I had wanted to write a funny post, and a post about my life post- being pressly freshed, but I don’t think today’s that day.  Some other time, hopefully sooner rather than later.

—–

Another shooting.

I was a junior in high school when Columbine happened.  I was in my first year of grad school, living on the east coast when Virginia Tech happened.

I am no longer shocked when these things happen.  I stopped being shocked long ago.

I cringe when people/the media call school shootings “shocking,” because, to me, the word shocking implies that it was unexpected or we’re unable to understand what happened or why it happened – and that scares me.  To imply disbelief holds these events at arm’s length when we should be examining these public shooting phenomena under a microscope, from every angle.

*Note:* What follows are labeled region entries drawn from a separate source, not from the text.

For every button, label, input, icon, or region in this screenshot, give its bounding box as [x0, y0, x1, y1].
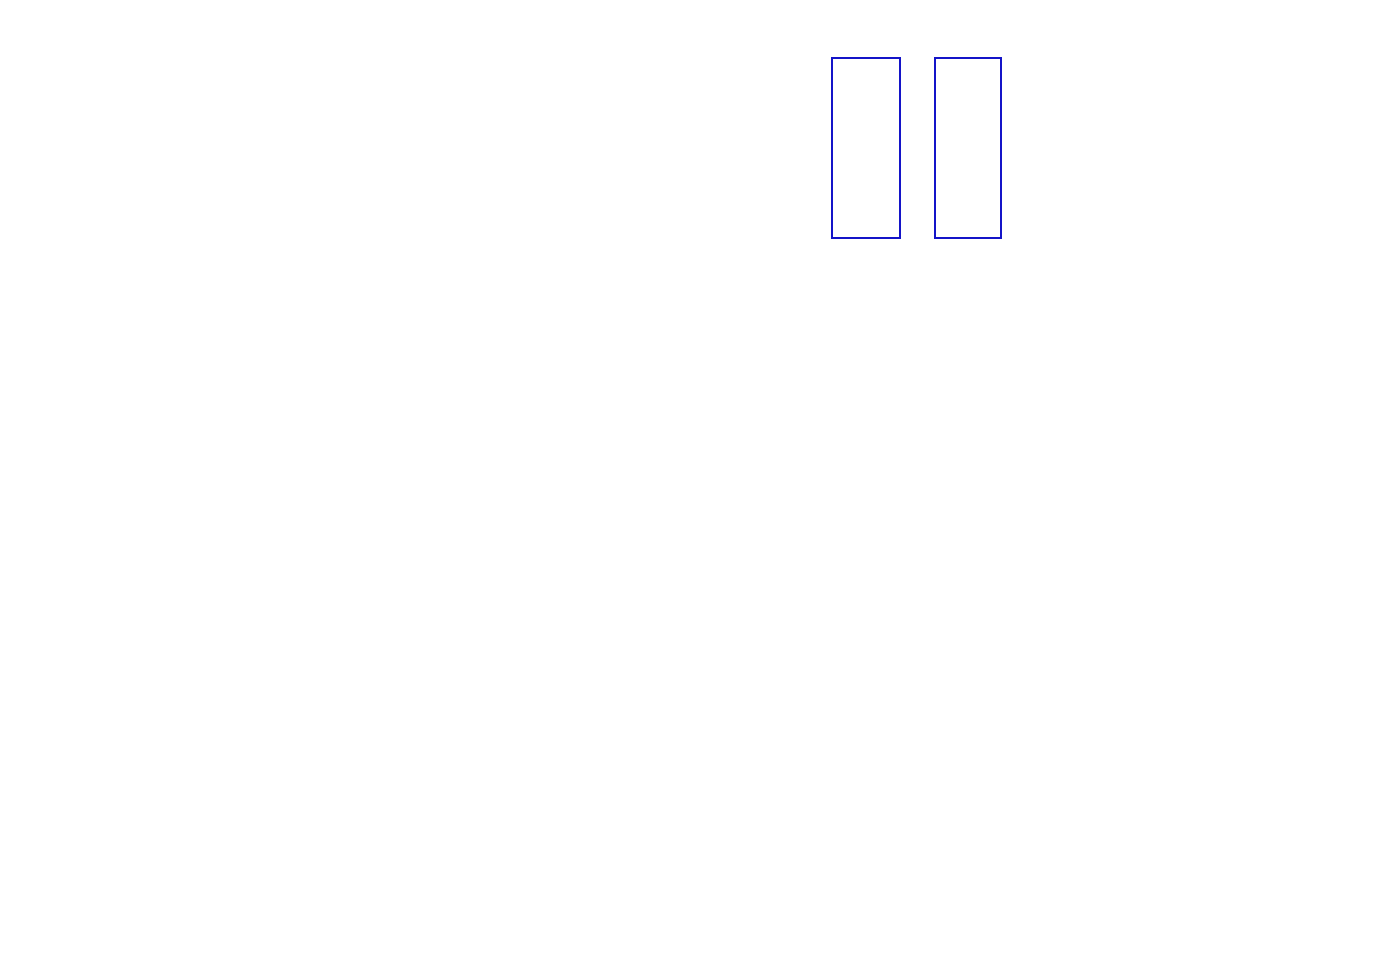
clean-image [934, 57, 1002, 239]
kpno-image-panel [406, 526, 606, 722]
with-sky-image [831, 57, 901, 239]
cutout-grid [465, 33, 795, 261]
full-spectrum-chart [60, 253, 1340, 465]
elixer-detection-report [0, 0, 1400, 953]
fiber-positions-panel [34, 526, 234, 722]
lineflux-map-panel [220, 526, 420, 722]
line-fit-chart [1035, 46, 1315, 218]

The same goes for when people/the media call the shooter “a monster” or some other fantasy-like term.  To call someone a monster is to call ve an other – to distance that person for the sake of emotional protection.  If we claim an inability to explain or understand, then we’re able to wash our hands of the problem – because how can we fix something if we can’t or won’t understand it?

A third gripe is when people/the media say that the shooter “just snapped” as if this behavior, this decision to shoot people came out of frickin nowhere.  Human behavior is very predictable.  Our past behavior informs our future behavior.  There are always warning signs before someone gets to the point of going on one of these shooting sprees and I wish that instead of applying a grossly false and simplistic excuse, that we instead ask the question: what were the warning signs, and who ignored them?

I implore you to contribute to the dialogue around all this violence, because it’s going to take all of us to stop it, to prevent it.  I hope we stop blaming only guns, and stop calling for only gun control…or gun control and metal detectors…or gun control, metal detectors, and background checks.  I hope we stop dehumanizing the shooters and see them as human beings who we failed to help when they needed help the most.  I hope we work hard to reach out to people when we see them struggling with mental health issues – depression, violent tendencies, a lack of healthy coping skills, a lack of a healthy support system.

My bottom line is that we can’t ignore this problem or put bandaids on it any longer.  This virus is festering and spreading and I’m scared.  We must look at the root causes of this systemic violence and move towards prevention.

Today, I am very sad and angry, but I choose not to be shocked.